On Saturday the 9th of April I visited Glen Finglas again with the idea to walk the same route as the previous day but this time to concentrate on collecting sound recordings that reflected the natural objects and environments that I found captivating during my last visit. I gathered about 30 minutes of recordings with one of my favourites being a burn or stream as it moves underground.


I also learned about a plantation of trees that was planted in the 1990’s by Royal Mail workers. I am keen to expand on this through sound – to combine recordings of postal activities such as a postal sorting office with natural soundscapes from the plantation and possibly some spoken word as well.


Additionally, one of the volunteers is interested to write about the art critic John Ruskin who visited the area in the 19th century. The artist John Everett Millais completed a portrait of Ruskin with a waterfall from Glen Finglas framing his portrait between 1853 and 1854.

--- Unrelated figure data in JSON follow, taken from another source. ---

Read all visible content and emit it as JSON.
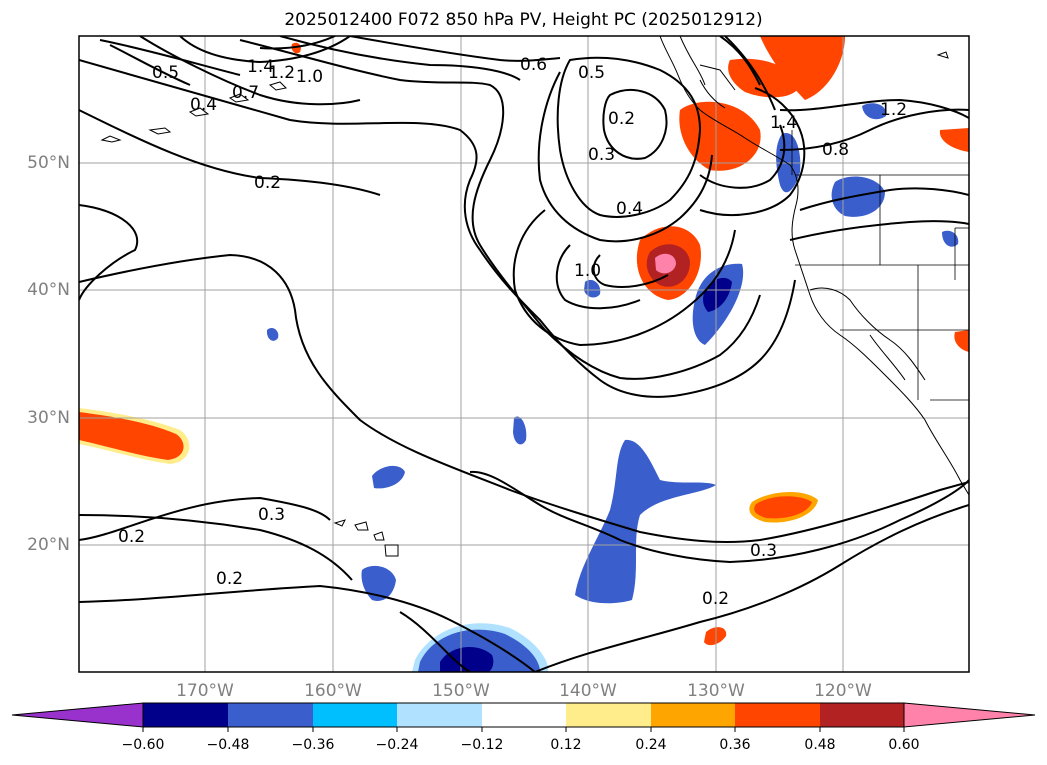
{
  "title": "2025012400 F072 850 hPa PV, Height PC (2025012912)",
  "latitude_labels": [
    "50°N",
    "40°N",
    "30°N",
    "20°N"
  ],
  "longitude_labels": [
    "170°W",
    "160°W",
    "150°W",
    "140°W",
    "130°W",
    "120°W"
  ],
  "colorbar": {
    "tick_labels": [
      "−0.60",
      "−0.48",
      "−0.36",
      "−0.24",
      "−0.12",
      "0.12",
      "0.24",
      "0.36",
      "0.48",
      "0.60"
    ],
    "colors": [
      "#9932cc",
      "#00008b",
      "#3a5fcd",
      "#00bfff",
      "#b0e2ff",
      "#ffffff",
      "#ffec8b",
      "#ffa500",
      "#ff4500",
      "#b22222",
      "#ff82ab"
    ]
  },
  "contour_labels": [
    "1.4",
    "1.2",
    "1.0",
    "0.5",
    "0.7",
    "0.4",
    "0.6",
    "0.5",
    "0.2",
    "0.3",
    "0.2",
    "0.4",
    "1.0",
    "1.4",
    "0.8",
    "1.2",
    "0.2",
    "0.3",
    "0.2",
    "0.3",
    "0.2"
  ]
}
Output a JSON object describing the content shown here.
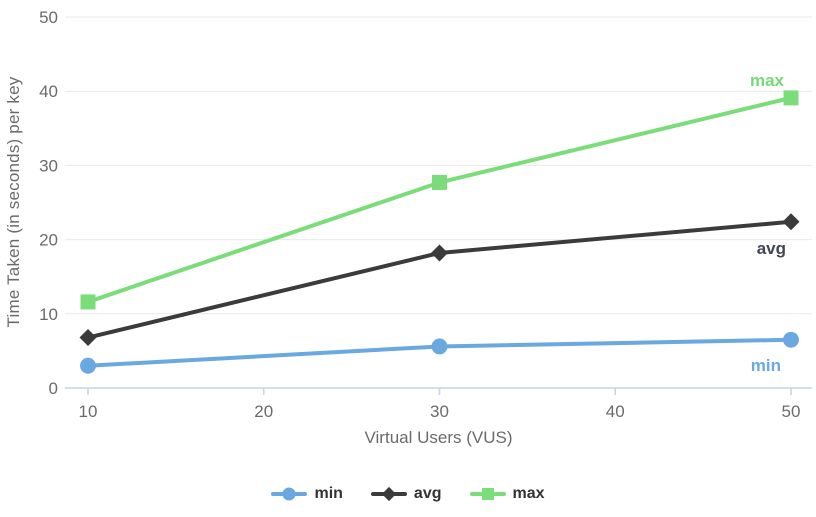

Today marked my second site visit to Glen Finglas to develop my audio project compositions. I had offered a informal creative writing workshop to the site volunteers so that they could contribute to the audio project and be more involved in the sound compositions. However, I had no uptake for this workshop so resolved to walk some of the routes and compose writing myself. I did have the company of a family volunteer and of my wee collie dog – shame his tricks don’t involve developing poetry! Lots of fetch though.


I walked a 6k route and collected research photography of objects I will write about and locations I plan to revisit to record soundscapes in. I also did some sound recording to use as background to my future spoken word recordings. I like the idea of using recordings of footsteps and movement to lead up to the beginning of the spoken words – a lead in that will portray one of the main activities that visitors to Glen Finglas enjoy – walking.


Through my discussions with the Glen Finglas site Ranger Gwen, we both agreed that the Audio Interpretation work that is created should have a creative and more abstract slant, rather than being composed of factual information, as the trust already produces various factual leaflets for visitors detailing information about the area.


I plan to develop short sound poems that stem from creative writing exercises. These will include experimenting with Haiku poetry (very short poems that are often inspired by an element of nature, a moment of beauty, or another poignant experience that use 5–7–5 syllable patterns) that is inspired by walking the paths around the glen.


I also aim to try another exercise where I identify a small selection of individual plants, trees or areas to highlight to my audience. Walking to each site, I stand at various distances from the object and describe what I see in one sentence / or collection of words.


For both of these approaches I am hoping that some of the current Glen Finglas volunteers will be interested is attending these creative writing workshops to gain some ownership of project so that it is meaningful for them during the creation of the work and once the audio is installed.